I currently work on two research projects: The Ultraversity Research Project and the Anglia Ruskin Blended Learning Research Project. I began work on the Ultraversity Research Project from it's  beginning in 2003 and helped to develop it into what it has now become - a fully online workplace degree that has reflective practice and collaboration at it's heart. I looked after the NHS cohort that graduated in July 2006 as well as co-ordinated the overall research element with my colleague Gina. I am now working with the latest cohort – Cohort 6, which began in the middle of September 2006. I am also module leader for the level 3 module 'Exhibition Preparation'. I have recently completed a period of consultancy with my colleague Shirley, to develop a blended Foundation Degree in Health Studies (Associate Practitioner) with the Institute of Health and Social Care at Anglia Ruskin University.
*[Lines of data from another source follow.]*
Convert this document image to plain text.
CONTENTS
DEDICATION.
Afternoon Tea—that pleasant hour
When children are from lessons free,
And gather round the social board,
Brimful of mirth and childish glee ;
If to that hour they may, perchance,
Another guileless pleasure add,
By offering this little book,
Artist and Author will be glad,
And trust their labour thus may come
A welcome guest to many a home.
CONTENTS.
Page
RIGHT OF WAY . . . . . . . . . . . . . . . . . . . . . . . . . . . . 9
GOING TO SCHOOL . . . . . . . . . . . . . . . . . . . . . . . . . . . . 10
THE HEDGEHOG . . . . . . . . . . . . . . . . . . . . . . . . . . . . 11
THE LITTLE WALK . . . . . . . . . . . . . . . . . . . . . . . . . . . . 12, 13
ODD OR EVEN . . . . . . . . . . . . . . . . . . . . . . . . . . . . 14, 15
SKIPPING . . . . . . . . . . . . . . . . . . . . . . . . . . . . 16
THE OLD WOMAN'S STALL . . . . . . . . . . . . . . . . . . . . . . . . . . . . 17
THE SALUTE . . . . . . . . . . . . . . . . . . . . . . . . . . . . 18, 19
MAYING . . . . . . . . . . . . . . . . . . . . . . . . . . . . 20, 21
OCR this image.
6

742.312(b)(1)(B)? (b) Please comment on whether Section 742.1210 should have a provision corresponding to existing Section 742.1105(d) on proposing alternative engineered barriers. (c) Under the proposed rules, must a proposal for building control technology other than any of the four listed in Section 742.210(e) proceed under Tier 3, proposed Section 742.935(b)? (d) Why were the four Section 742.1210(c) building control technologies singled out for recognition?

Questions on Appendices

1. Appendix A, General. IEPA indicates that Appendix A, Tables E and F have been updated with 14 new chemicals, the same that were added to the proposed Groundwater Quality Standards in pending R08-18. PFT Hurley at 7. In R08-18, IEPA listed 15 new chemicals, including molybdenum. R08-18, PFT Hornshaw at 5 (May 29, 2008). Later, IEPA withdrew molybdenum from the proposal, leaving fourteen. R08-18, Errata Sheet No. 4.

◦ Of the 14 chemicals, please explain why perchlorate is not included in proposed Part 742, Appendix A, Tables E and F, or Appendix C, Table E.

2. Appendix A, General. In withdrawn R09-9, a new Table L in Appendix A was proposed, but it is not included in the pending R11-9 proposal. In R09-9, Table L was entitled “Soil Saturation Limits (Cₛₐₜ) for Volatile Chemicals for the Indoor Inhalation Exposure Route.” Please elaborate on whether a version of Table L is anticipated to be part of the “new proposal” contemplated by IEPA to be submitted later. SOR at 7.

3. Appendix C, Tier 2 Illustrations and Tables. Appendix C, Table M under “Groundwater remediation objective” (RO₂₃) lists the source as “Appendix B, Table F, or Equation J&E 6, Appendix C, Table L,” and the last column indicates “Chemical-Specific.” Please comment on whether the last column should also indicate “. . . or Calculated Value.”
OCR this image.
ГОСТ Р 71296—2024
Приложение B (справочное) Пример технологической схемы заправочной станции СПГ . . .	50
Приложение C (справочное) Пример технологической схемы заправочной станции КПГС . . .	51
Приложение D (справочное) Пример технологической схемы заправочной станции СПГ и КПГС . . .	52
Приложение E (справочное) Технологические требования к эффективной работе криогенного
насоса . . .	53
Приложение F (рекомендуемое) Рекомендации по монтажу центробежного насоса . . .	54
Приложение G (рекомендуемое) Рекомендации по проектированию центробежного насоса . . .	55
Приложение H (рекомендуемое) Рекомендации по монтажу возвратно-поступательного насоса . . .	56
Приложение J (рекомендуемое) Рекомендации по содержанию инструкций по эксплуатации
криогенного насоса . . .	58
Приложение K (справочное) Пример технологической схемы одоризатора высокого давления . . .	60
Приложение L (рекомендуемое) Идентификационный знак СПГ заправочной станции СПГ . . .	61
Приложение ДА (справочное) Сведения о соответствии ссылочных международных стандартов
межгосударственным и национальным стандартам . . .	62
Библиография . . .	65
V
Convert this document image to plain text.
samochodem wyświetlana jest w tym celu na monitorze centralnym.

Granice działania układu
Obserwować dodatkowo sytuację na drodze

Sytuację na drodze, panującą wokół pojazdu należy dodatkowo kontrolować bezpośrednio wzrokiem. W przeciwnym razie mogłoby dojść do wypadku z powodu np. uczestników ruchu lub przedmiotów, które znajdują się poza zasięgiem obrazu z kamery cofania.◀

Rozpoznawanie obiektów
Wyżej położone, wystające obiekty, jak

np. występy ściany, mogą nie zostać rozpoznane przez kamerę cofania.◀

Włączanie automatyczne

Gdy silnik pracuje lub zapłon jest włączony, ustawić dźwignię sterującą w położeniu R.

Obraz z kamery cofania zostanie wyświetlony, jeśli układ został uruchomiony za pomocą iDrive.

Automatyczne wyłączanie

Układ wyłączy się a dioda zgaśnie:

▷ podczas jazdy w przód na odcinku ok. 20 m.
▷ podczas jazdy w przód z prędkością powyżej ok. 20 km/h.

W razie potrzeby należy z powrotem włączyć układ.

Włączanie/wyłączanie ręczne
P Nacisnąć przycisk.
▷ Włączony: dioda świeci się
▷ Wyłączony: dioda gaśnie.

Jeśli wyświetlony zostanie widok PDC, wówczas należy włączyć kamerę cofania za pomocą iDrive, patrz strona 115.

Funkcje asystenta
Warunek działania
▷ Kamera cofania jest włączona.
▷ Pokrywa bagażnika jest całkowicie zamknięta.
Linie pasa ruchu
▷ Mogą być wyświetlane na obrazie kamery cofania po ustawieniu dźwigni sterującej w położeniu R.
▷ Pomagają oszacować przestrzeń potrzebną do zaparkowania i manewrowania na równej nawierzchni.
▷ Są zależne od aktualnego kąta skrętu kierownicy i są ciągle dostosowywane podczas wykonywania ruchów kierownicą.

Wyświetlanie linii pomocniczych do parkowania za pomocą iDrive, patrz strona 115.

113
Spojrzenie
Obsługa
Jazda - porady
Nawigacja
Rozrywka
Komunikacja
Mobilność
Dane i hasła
This was part of a bigger Blended Learning Project, where Ultralab were used as consultants to help all five faculties at Anglia Ruskin University to develop one programme per faculty using a blended learning approach. Mid way through this project I took on the Project Leadership role for this and am now in the evaluation stage. This will feed into the Internal FDL validation process for Anglia Ruskin, of which I sit on the working group as well as form the basis of a Case Study paper to be presented at an international conference later this year in Seville.

Finally I work on the MA development programme and also act as the Ultralab consultant on all the health interest, research and work that comes to us, locally, nationally and internationally. I am part of the ‘distributed’ or ‘remote’ ULTRALAB team, working in Yorkshire where I now live, although I grew up in Somerset and spent university and subsequent years in London. I have a dog and two cats and a wonderful partner and we all live in an old barn attached to a farm. Actually, it used to be the foldyard where all the cattle wintered, very fertile garden ;o)

My hobbies, in no particular order, include wine tasting, travel, birdwatching, opera/ballet, scuba diving, skiing, and squash. Perhaps the most memorable thing I have ever done, was to be a part of the First All Female Expedition to the North Pole and subsequently being voted as UK Woman of the Year for 1997, although trekking the mountain gorillas in the Democratic Repbulic of Congo and climbing Kilimanjaro were fun!

If you'd like to contact me, my email is sjones30@mac.com or please visit my weblog at www.sarahjones.biz

05.01.07 - as of the 31st December 2006, ULTRALAB was disbanded by Anglia Ruskin University. I have transfered part time over to the Faculty of Education where I continue to work on the Ultraversity Project.